The standard of proof in attorney disciplinary proceedings is like an insane roller-coaster:
Private discipline:
Letter of education
Letter of caution
Letter of admonition
|
Public discipline:
Censure
Temporary suspension of license
Permanent revocation of license
|
Reinstatement of license
|
Clear and convincing evidence
|
Preponderance of the evidence
|
Clear and convincing evidence
|
Appellate court, as any other ADMINISTRATIVE agency dealing with issuance or revocation of occupational licenses, is:
- making rules of attorney professional conduct - as a legislator;
- appoints prosecutors (and structure disciplinary committees to have super-majorities of private market players), and deems prosecutors the "arm of the court", or a "part of the court" - so the court is also a prosecutor, an executive function
- adjudicates the case - the judicial function
As it was correctly stated in one federal court case, if a judge presides over a PTA meeting, that does not make the PTA meeting a court proceeding.
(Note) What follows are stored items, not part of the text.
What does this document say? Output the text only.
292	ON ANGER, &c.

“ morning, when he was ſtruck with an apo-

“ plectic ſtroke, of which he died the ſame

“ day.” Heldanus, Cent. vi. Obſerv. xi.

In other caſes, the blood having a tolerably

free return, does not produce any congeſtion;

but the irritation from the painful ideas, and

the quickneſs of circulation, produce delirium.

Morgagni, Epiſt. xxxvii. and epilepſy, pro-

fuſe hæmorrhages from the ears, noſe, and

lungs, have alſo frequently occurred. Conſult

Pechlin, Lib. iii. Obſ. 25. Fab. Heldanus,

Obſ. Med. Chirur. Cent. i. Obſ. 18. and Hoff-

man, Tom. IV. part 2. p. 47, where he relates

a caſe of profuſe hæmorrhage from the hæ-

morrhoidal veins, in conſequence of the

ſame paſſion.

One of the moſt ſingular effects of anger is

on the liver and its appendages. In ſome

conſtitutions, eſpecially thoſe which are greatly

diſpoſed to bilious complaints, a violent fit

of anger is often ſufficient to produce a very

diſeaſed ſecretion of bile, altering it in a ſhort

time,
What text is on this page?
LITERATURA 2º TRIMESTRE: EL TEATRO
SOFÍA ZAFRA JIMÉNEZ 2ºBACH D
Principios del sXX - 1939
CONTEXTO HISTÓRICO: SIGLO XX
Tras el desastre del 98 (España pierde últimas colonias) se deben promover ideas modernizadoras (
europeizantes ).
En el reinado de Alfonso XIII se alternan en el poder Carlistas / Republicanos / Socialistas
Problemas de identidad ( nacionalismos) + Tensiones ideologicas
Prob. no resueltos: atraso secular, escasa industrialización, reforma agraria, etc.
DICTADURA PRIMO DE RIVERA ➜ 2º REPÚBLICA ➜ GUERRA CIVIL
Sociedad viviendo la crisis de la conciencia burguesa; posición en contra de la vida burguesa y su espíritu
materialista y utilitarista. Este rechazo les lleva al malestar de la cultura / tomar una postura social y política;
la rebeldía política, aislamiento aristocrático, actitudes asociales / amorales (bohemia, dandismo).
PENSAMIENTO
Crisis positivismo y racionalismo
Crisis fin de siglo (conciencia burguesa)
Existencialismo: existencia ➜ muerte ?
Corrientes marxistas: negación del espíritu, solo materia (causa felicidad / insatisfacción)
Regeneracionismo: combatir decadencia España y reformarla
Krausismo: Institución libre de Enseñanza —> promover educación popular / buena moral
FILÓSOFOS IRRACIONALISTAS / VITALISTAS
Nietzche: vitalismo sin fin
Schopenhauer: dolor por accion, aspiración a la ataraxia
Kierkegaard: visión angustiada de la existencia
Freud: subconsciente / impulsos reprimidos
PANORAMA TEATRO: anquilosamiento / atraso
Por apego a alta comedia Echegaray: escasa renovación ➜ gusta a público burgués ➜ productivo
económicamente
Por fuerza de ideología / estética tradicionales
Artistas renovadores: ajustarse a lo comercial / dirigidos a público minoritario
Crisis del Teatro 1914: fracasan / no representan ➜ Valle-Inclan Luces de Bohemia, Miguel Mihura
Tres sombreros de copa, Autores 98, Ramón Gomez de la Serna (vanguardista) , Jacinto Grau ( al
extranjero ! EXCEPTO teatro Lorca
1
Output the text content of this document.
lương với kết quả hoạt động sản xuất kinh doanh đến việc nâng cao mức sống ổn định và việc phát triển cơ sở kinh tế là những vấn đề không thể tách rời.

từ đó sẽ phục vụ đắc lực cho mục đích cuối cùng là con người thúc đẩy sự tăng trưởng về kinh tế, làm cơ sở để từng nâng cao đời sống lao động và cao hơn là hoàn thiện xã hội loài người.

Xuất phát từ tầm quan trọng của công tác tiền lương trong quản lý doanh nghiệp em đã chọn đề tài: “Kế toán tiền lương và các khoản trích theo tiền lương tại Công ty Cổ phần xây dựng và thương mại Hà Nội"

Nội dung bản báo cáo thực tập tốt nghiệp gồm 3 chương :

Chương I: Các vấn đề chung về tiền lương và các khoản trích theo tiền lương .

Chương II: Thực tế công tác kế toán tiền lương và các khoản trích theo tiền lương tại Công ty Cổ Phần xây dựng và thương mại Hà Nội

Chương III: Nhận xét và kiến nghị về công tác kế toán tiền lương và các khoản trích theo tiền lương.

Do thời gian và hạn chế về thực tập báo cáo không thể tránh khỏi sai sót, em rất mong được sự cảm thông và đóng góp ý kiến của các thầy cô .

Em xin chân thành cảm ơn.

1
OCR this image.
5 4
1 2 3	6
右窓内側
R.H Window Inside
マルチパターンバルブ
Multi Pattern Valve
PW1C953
But, even in administrative proceedings there should be elementary fairness to the prosecuted holder of an occupational license.
So - WHAT on Earth can be the so-called "rational basis" to raise the burden of proof high for the levels of discipline that are private and are not known to the public, then to DROP that burden of proof to the level of the least worthy of protection (preponderance of the evidence) where the stakes are the highest - loss of license, reputation and livelihood forever - and then to RAISE the burden of proof once again when the individual asks to return the law license to him or her.
Federal court in Neroni v Zayas, Judge Lawrence Kahn, possibly after consultation with the "market players" behind the locked doors of the American Inns of Court, over dinner, pretended it did not see the claim and dismissed it without ever discussing it.
Yet, the question as to the disparity of the burden of proof remains.
If the burden of proof by preponderance of the evidence is proper, then why for LOWER types of discipline and for reinstatement proceedings, the burden of proof is higher?
And isn't it a violation of equal protection, a facial violation, through the existing rules?
And an in-built bias of the court - remember, the legislator of those rules AND the adjudicator, and the prosecutor?